Better NTK Conditioning: A Free Lunch from (ReLU) Nonlinear Activation in Wide Neural Networks
Chaoyue Liu, Han Bi, Like Hui, Xiao Liu
TL;DR
This work reveals that nonlinear activation, particularly ReLU, not only enhances expressivity but also improves optimization by increasing data separation in the model gradient space and reducing NTK conditioning. The authors prove that for wide ReLU networks, similar inputs become more directionally separated in gradient space (with the model-gradient angle $\phi$ exceeding the input angle $\theta_{in}$), and that deeper networks amplify this effect; in the infinite-width-then-depth limit, $\phi$ tends to $\arccos(1/4)\approx 75.5^\circ$. They also show that NTK conditioning improves with nonlinearity, with the smallest eigenvalues of the NTK increasing and the condition number $\kappa$ decreasing, and that in the infinite-depth regime $\kappa$ converges to $(n+4)/3$, independent of data. Empirical results on diverse datasets corroborate faster convergence with deeper nonlinear networks, while highlighting a potential optimization-generalization trade-off at very large depths. Overall, the paper connects activation-induced data separation and NTK conditioning to practical convergence benefits, offering guidance for designing and training wide neural networks.
Abstract
Nonlinear activation functions are widely recognized for enhancing the expressivity of neural networks, which is the primary reason for their widespread implementation. In this work, we focus on ReLU activation and reveal a novel and intriguing property of nonlinear activations. By comparing enabling and disabling the nonlinear activations in the neural network, we demonstrate their specific effects on wide neural networks: (a) better feature separation, i.e., a larger angle separation for similar data in the feature space of model gradient, and (b) better NTK conditioning, i.e., a smaller condition number of neural tangent kernel (NTK). Furthermore, we show that the network depth (i.e., with more nonlinear activation operations) further amplifies these effects; in addition, in the infinite-width-then-depth limit, all data are equally separated with a fixed angle in the model gradient feature space, regardless of how similar they are originally in the input space.
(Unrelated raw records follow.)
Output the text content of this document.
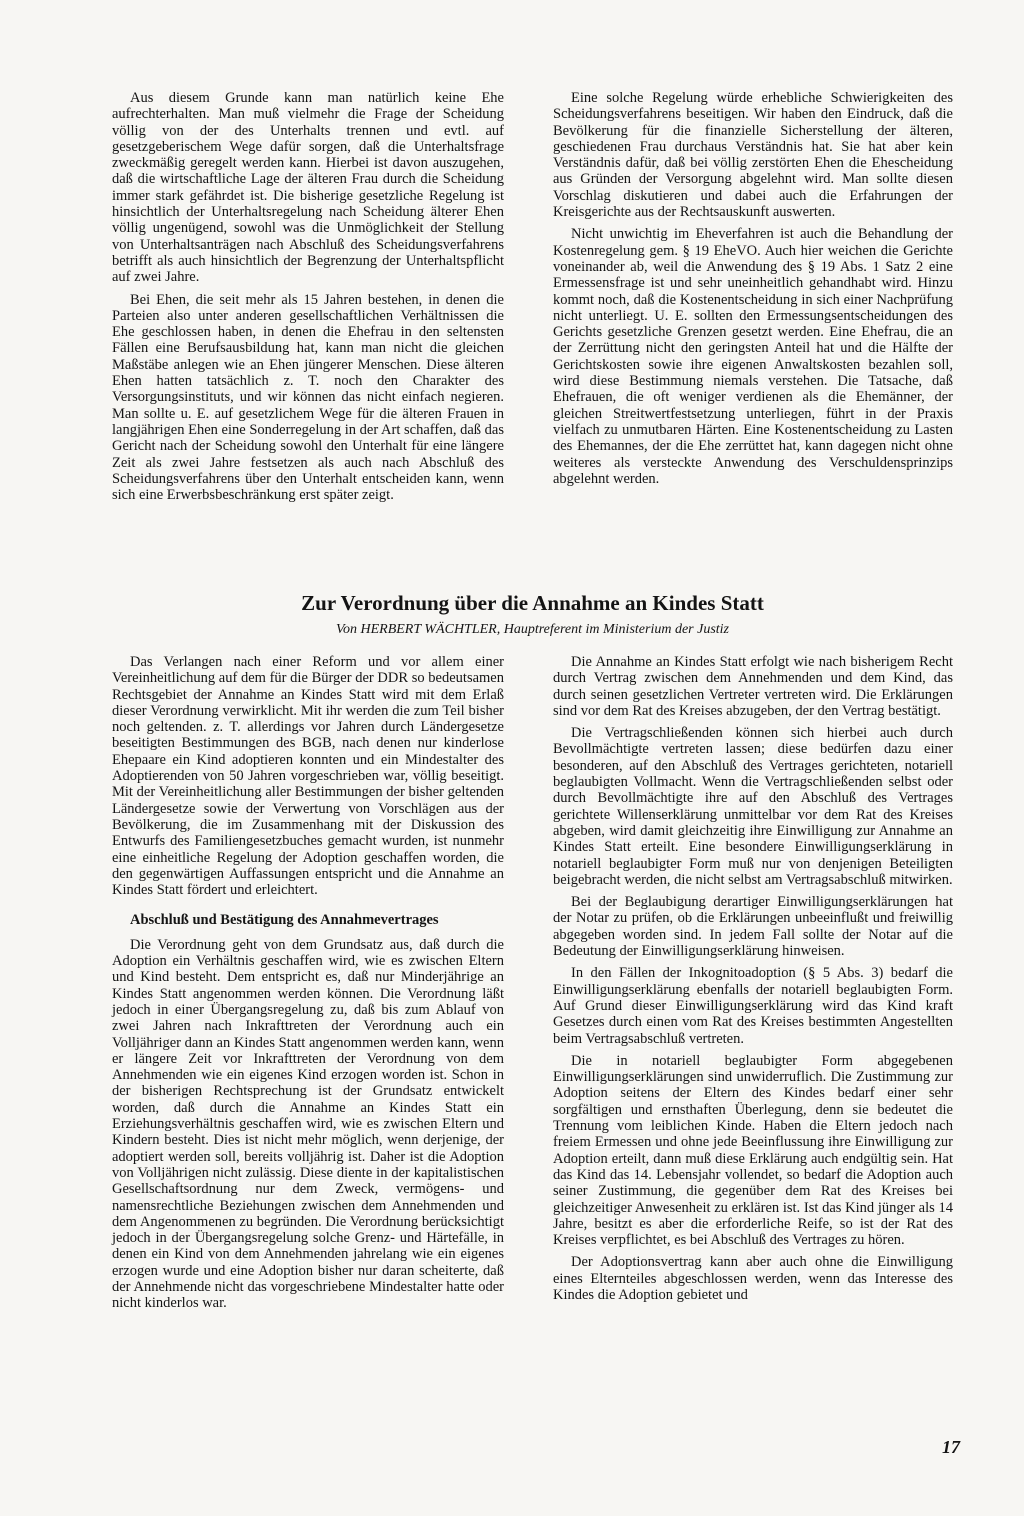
Aus diesem Grunde kann man natürlich keine Ehe aufrechterhalten. Man muß vielmehr die Frage der Scheidung völlig von der des Unterhalts trennen und evtl. auf gesetzgeberischem Wege dafür sorgen, daß die Unterhaltsfrage zweckmäßig geregelt werden kann. Hierbei ist davon auszugehen, daß die wirtschaftliche Lage der älteren Frau durch die Scheidung immer stark gefährdet ist. Die bisherige gesetzliche Regelung ist hinsichtlich der Unterhaltsregelung nach Scheidung älterer Ehen völlig ungenügend, sowohl was die Unmöglichkeit der Stellung von Unterhaltsanträgen nach Abschluß des Scheidungsverfahrens betrifft als auch hinsichtlich der Begrenzung der Unterhaltspflicht auf zwei Jahre.

Bei Ehen, die seit mehr als 15 Jahren bestehen, in denen die Parteien also unter anderen gesellschaftlichen Verhältnissen die Ehe geschlossen haben, in denen die Ehefrau in den seltensten Fällen eine Berufsausbildung hat, kann man nicht die gleichen Maßstäbe anlegen wie an Ehen jüngerer Menschen. Diese älteren Ehen hatten tatsächlich z. T. noch den Charakter des Versorgungsinstituts, und wir können das nicht einfach negieren. Man sollte u. E. auf gesetzlichem Wege für die älteren Frauen in langjährigen Ehen eine Sonderregelung in der Art schaffen, daß das Gericht nach der Scheidung sowohl den Unterhalt für eine längere Zeit als zwei Jahre festsetzen als auch nach Abschluß des Scheidungsverfahrens über den Unterhalt entscheiden kann, wenn sich eine Erwerbsbeschränkung erst später zeigt.

Eine solche Regelung würde erhebliche Schwierigkeiten des Scheidungsverfahrens beseitigen. Wir haben den Eindruck, daß die Bevölkerung für die finanzielle Sicherstellung der älteren, geschiedenen Frau durchaus Verständnis hat. Sie hat aber kein Verständnis dafür, daß bei völlig zerstörten Ehen die Ehescheidung aus Gründen der Versorgung abgelehnt wird. Man sollte diesen Vorschlag diskutieren und dabei auch die Erfahrungen der Kreisgerichte aus der Rechtsauskunft auswerten.

Nicht unwichtig im Eheverfahren ist auch die Behandlung der Kostenregelung gem. § 19 EheVO. Auch hier weichen die Gerichte voneinander ab, weil die Anwendung des § 19 Abs. 1 Satz 2 eine Ermessensfrage ist und sehr uneinheitlich gehandhabt wird. Hinzu kommt noch, daß die Kostenentscheidung in sich einer Nachprüfung nicht unterliegt. U. E. sollten den Ermessungsentscheidungen des Gerichts gesetzliche Grenzen gesetzt werden. Eine Ehefrau, die an der Zerrüttung nicht den geringsten Anteil hat und die Hälfte der Gerichtskosten sowie ihre eigenen Anwaltskosten bezahlen soll, wird diese Bestimmung niemals verstehen. Die Tatsache, daß Ehefrauen, die oft weniger verdienen als die Ehemänner, der gleichen Streitwertfestsetzung unterliegen, führt in der Praxis vielfach zu unmutbaren Härten. Eine Kostenentscheidung zu Lasten des Ehemannes, der die Ehe zerrüttet hat, kann dagegen nicht ohne weiteres als versteckte Anwendung des Verschuldensprinzips abgelehnt werden.

Zur Verordnung über die Annahme an Kindes Statt
Von HERBERT WÄCHTLER, Hauptreferent im Ministerium der Justiz

Das Verlangen nach einer Reform und vor allem einer Vereinheitlichung auf dem für die Bürger der DDR so bedeutsamen Rechtsgebiet der Annahme an Kindes Statt wird mit dem Erlaß dieser Verordnung verwirklicht. Mit ihr werden die zum Teil bisher noch geltenden. z. T. allerdings vor Jahren durch Ländergesetze beseitigten Bestimmungen des BGB, nach denen nur kinderlose Ehepaare ein Kind adoptieren konnten und ein Mindestalter des Adoptierenden von 50 Jahren vorgeschrieben war, völlig beseitigt. Mit der Vereinheitlichung aller Bestimmungen der bisher geltenden Ländergesetze sowie der Verwertung von Vorschlägen aus der Bevölkerung, die im Zusammenhang mit der Diskussion des Entwurfs des Familiengesetzbuches gemacht wurden, ist nunmehr eine einheitliche Regelung der Adoption geschaffen worden, die den gegenwärtigen Auffassungen entspricht und die Annahme an Kindes Statt fördert und erleichtert.

Abschluß und Bestätigung des Annahmevertrages

Die Verordnung geht von dem Grundsatz aus, daß durch die Adoption ein Verhältnis geschaffen wird, wie es zwischen Eltern und Kind besteht. Dem entspricht es, daß nur Minderjährige an Kindes Statt angenommen werden können. Die Verordnung läßt jedoch in einer Übergangsregelung zu, daß bis zum Ablauf von zwei Jahren nach Inkrafttreten der Verordnung auch ein Volljähriger dann an Kindes Statt angenommen werden kann, wenn er längere Zeit vor Inkrafttreten der Verordnung von dem Annehmenden wie ein eigenes Kind erzogen worden ist. Schon in der bisherigen Rechtsprechung ist der Grundsatz entwickelt worden, daß durch die Annahme an Kindes Statt ein Erziehungsverhältnis geschaffen wird, wie es zwischen Eltern und Kindern besteht. Dies ist nicht mehr möglich, wenn derjenige, der adoptiert werden soll, bereits volljährig ist. Daher ist die Adoption von Volljährigen nicht zulässig. Diese diente in der kapitalistischen Gesellschaftsordnung nur dem Zweck, vermögens- und namensrechtliche Beziehungen zwischen dem Annehmenden und dem Angenommenen zu begründen. Die Verordnung berücksichtigt jedoch in der Übergangsregelung solche Grenz- und Härtefälle, in denen ein Kind von dem Annehmenden jahrelang wie ein eigenes erzogen wurde und eine Adoption bisher nur daran scheiterte, daß der Annehmende nicht das vorgeschriebene Mindestalter hatte oder nicht kinderlos war.

Die Annahme an Kindes Statt erfolgt wie nach bisherigem Recht durch Vertrag zwischen dem Annehmenden und dem Kind, das durch seinen gesetzlichen Vertreter vertreten wird. Die Erklärungen sind vor dem Rat des Kreises abzugeben, der den Vertrag bestätigt.

Die Vertragschließenden können sich hierbei auch durch Bevollmächtigte vertreten lassen; diese bedürfen dazu einer besonderen, auf den Abschluß des Vertrages gerichteten, notariell beglaubigten Vollmacht. Wenn die Vertragschließenden selbst oder durch Bevollmächtigte ihre auf den Abschluß des Vertrages gerichtete Willenserklärung unmittelbar vor dem Rat des Kreises abgeben, wird damit gleichzeitig ihre Einwilligung zur Annahme an Kindes Statt erteilt. Eine besondere Einwilligungserklärung in notariell beglaubigter Form muß nur von denjenigen Beteiligten beigebracht werden, die nicht selbst am Vertragsabschluß mitwirken.

Bei der Beglaubigung derartiger Einwilligungserklärungen hat der Notar zu prüfen, ob die Erklärungen unbeeinflußt und freiwillig abgegeben worden sind. In jedem Fall sollte der Notar auf die Bedeutung der Einwilligungserklärung hinweisen.

In den Fällen der Inkognitoadoption (§ 5 Abs. 3) bedarf die Einwilligungserklärung ebenfalls der notariell beglaubigten Form. Auf Grund dieser Einwilligungserklärung wird das Kind kraft Gesetzes durch einen vom Rat des Kreises bestimmten Angestellten beim Vertragsabschluß vertreten.

Die in notariell beglaubigter Form abgegebenen Einwilligungserklärungen sind unwiderruflich. Die Zustimmung zur Adoption seitens der Eltern des Kindes bedarf einer sehr sorgfältigen und ernsthaften Überlegung, denn sie bedeutet die Trennung vom leiblichen Kinde. Haben die Eltern jedoch nach freiem Ermessen und ohne jede Beeinflussung ihre Einwilligung zur Adoption erteilt, dann muß diese Erklärung auch endgültig sein. Hat das Kind das 14. Lebensjahr vollendet, so bedarf die Adoption auch seiner Zustimmung, die gegenüber dem Rat des Kreises bei gleichzeitiger Anwesenheit zu erklären ist. Ist das Kind jünger als 14 Jahre, besitzt es aber die erforderliche Reife, so ist der Rat des Kreises verpflichtet, es bei Abschluß des Vertrages zu hören.

Der Adoptionsvertrag kann aber auch ohne die Einwilligung eines Elternteiles abgeschlossen werden, wenn das Interesse des Kindes die Adoption gebietet und

17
Note that, without the nonlinear activation, i.e., in a linear neural network, the data separation remains the same as for the original inputs and NTK condition number is equivalent to the Gram matrix, regardless of the network depth. Due to the close connection between NTK condition number and convergence theories, our results imply that nonlinear activation helps to improve the worst-case convergence rates of gradient based methods.